Sanksi itu tertuang dalam Undang-Undang Cipta Kerja Nomor 55 Tahun 2020 dan Peraturan Pemerintah Nomor 36 Tahun 2004 yang merupakan turunan dari Undang-Undang Migas Tahun 2001 tentang Kegiatan Usaha Hilir Minyak dan Gas Bumi.
"Kami sudah memiliki satu perangkat (regulasi) dan ini akan kami sosialisasikan sebelum kami terapkan secara konsisten," ujar Menteri Energi dan Sumber Daya Mineral (ESDM) Arifin Tasrif, dikutip Antara, Minggu 17 April 2022.

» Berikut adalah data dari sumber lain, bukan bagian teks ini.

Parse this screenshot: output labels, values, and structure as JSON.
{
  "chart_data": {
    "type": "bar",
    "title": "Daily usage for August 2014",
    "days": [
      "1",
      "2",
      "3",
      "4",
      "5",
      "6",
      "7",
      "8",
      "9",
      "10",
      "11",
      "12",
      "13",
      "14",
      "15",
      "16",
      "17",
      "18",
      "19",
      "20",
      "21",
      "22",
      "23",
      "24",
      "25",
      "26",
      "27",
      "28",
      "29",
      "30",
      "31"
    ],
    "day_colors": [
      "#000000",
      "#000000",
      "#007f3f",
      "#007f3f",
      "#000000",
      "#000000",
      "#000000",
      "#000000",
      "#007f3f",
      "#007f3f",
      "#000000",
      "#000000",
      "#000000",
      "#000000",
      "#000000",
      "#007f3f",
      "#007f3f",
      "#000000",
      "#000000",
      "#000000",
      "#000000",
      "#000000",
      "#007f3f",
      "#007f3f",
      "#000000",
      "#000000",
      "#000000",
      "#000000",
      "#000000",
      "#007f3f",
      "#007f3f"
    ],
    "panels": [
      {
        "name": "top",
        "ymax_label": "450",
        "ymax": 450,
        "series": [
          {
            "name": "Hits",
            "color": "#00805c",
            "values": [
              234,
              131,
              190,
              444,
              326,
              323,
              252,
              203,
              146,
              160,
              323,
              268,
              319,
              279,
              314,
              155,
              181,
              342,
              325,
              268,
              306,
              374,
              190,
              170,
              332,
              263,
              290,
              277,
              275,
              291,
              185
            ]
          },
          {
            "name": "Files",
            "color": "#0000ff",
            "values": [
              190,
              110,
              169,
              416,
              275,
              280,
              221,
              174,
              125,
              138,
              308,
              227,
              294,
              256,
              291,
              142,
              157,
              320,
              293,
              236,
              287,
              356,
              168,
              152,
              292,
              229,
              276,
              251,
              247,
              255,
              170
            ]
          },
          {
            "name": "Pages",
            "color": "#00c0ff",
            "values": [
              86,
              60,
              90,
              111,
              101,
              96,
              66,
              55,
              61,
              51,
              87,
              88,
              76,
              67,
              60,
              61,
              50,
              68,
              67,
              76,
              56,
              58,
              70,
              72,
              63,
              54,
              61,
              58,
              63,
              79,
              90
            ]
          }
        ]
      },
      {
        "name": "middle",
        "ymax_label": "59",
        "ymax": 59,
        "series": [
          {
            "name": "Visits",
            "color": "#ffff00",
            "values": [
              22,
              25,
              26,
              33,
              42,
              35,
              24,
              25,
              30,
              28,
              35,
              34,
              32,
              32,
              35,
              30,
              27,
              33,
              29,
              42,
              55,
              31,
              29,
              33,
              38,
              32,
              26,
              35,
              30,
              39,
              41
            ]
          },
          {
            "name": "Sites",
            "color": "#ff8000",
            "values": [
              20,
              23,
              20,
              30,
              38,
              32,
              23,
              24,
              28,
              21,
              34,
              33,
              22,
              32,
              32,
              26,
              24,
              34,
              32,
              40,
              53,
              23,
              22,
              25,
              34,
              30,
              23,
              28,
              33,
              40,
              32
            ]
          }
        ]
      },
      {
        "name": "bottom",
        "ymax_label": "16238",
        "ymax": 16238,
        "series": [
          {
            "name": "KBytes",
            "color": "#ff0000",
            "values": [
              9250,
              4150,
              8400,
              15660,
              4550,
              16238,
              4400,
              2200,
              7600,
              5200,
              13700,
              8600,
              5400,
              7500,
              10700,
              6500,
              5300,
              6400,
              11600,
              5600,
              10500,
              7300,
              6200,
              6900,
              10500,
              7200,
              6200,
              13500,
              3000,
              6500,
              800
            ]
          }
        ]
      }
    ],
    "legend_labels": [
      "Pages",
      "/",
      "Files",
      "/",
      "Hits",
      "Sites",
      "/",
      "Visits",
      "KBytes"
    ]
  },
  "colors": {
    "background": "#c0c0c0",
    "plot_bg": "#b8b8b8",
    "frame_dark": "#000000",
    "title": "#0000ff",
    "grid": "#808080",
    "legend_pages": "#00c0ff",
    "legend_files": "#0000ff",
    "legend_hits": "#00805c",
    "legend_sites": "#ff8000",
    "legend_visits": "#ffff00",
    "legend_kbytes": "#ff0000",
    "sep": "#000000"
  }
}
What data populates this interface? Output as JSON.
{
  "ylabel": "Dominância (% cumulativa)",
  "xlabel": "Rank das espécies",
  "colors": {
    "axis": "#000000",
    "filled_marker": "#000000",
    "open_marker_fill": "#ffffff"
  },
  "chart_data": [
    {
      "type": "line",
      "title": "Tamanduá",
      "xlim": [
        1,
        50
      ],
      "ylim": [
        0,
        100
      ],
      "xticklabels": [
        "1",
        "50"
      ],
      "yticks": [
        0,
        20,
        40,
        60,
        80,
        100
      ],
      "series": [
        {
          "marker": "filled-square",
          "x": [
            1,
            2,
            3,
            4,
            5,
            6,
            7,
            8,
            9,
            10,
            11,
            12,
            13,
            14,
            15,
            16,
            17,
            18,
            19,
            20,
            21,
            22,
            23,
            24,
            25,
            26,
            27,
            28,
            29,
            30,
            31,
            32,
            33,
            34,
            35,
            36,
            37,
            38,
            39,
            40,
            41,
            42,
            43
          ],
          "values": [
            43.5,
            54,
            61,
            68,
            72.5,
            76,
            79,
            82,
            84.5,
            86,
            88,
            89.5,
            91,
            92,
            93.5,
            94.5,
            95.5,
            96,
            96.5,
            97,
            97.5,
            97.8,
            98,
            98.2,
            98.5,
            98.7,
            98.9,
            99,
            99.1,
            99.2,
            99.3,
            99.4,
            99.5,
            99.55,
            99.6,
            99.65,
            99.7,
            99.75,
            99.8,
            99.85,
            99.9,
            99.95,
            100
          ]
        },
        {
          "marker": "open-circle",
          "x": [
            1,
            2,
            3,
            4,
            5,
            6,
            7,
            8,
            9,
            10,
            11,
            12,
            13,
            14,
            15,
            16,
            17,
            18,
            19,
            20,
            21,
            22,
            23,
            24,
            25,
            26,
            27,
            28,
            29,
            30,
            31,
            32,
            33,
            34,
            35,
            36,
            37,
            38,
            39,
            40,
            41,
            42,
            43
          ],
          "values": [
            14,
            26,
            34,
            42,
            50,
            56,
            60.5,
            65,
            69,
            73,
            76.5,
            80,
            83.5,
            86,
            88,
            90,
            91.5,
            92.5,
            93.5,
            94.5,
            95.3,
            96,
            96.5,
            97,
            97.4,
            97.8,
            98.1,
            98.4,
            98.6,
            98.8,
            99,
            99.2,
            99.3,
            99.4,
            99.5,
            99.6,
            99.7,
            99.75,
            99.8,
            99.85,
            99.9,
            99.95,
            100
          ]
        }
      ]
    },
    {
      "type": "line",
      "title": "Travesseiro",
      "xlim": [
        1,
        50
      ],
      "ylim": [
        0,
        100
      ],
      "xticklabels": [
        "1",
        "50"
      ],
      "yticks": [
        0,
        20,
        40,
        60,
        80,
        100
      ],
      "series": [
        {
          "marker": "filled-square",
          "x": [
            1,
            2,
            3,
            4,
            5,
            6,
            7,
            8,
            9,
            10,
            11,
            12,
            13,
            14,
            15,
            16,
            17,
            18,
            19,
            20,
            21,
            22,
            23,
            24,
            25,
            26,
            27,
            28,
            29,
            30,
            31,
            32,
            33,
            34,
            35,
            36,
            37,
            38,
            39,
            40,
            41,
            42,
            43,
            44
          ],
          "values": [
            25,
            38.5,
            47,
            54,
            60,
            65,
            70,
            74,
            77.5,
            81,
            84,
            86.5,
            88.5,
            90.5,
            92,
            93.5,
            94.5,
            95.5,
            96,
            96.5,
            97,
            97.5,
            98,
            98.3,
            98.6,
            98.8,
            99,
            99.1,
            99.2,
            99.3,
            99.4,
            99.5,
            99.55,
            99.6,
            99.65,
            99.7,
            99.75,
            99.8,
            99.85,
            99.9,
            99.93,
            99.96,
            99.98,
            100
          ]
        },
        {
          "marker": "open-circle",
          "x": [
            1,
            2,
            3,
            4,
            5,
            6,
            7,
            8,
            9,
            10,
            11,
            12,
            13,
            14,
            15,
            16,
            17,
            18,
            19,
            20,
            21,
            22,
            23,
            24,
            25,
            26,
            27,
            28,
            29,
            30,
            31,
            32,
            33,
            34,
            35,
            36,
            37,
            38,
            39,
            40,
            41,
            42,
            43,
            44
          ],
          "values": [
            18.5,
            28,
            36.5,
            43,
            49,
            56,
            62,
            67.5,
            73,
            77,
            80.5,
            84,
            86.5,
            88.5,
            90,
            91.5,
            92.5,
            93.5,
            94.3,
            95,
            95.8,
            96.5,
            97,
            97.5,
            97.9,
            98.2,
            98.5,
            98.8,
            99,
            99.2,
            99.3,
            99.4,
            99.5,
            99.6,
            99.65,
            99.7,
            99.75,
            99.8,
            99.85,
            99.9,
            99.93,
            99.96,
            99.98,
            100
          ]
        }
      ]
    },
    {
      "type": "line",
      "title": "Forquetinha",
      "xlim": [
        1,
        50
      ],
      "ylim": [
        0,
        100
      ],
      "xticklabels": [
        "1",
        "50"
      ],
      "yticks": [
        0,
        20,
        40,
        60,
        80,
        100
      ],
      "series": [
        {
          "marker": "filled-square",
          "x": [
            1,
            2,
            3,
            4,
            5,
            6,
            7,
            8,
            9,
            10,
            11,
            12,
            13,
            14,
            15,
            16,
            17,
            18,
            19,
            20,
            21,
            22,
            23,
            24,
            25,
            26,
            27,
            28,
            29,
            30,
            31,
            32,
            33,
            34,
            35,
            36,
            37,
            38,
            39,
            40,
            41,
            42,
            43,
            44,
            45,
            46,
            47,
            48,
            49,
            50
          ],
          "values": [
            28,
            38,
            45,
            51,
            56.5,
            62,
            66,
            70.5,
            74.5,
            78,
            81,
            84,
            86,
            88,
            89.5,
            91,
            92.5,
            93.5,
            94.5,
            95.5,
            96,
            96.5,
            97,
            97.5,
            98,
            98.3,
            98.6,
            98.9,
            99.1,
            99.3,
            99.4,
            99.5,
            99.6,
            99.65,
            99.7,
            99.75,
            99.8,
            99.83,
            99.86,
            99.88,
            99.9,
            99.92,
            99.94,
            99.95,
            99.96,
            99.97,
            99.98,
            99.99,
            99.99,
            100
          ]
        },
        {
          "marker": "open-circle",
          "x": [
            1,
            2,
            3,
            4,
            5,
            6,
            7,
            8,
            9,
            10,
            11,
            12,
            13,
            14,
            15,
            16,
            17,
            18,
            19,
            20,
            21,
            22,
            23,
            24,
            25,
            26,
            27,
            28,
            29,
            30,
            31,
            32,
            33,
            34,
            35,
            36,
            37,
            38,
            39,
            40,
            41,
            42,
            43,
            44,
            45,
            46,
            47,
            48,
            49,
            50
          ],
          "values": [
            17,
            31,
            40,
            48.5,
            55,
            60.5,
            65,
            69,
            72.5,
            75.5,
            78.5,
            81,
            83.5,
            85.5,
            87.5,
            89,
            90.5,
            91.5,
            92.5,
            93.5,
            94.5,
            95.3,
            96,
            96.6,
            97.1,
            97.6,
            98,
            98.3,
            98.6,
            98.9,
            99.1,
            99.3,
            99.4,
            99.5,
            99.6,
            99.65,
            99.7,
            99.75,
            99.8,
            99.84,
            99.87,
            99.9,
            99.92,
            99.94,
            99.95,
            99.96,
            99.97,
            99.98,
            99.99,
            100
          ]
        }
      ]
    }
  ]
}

Arifin mengatakan pihaknya akan melakukan sosialiasi regulasi ini untuk pihak-pihak yang tidak mendapatkan hak mereka agar berhati-hati supaya klausul ini bisa tidak diberlakukan terutama untuk para penampung.
Menurutnya, kecurangan dalam penyaluran dan pemakaian BBM dan elpiji subsidi berpotensi menambah beban keuangan negara.
"Kalau harga minyak dunia bertahan di level sekarang, pemerintah berisiko mengeluarkan dana Rp320 triliun untuk subsidi dan kompensasi BBM dan elpiji. Itu belum termasuk listrik, mungkin listrik tidak sebesar itu," kata Arifin.
Ia memastikan bahwa pasokan bahan bakar minyak dan elpiji sepanjang tahun ini dalam kondisi aman. Pemerintah memprioritaskan kestabilan pasokan agar kebutuhan masyarakat tetap terpenuhi terlebih menjelang Lebaran 2022.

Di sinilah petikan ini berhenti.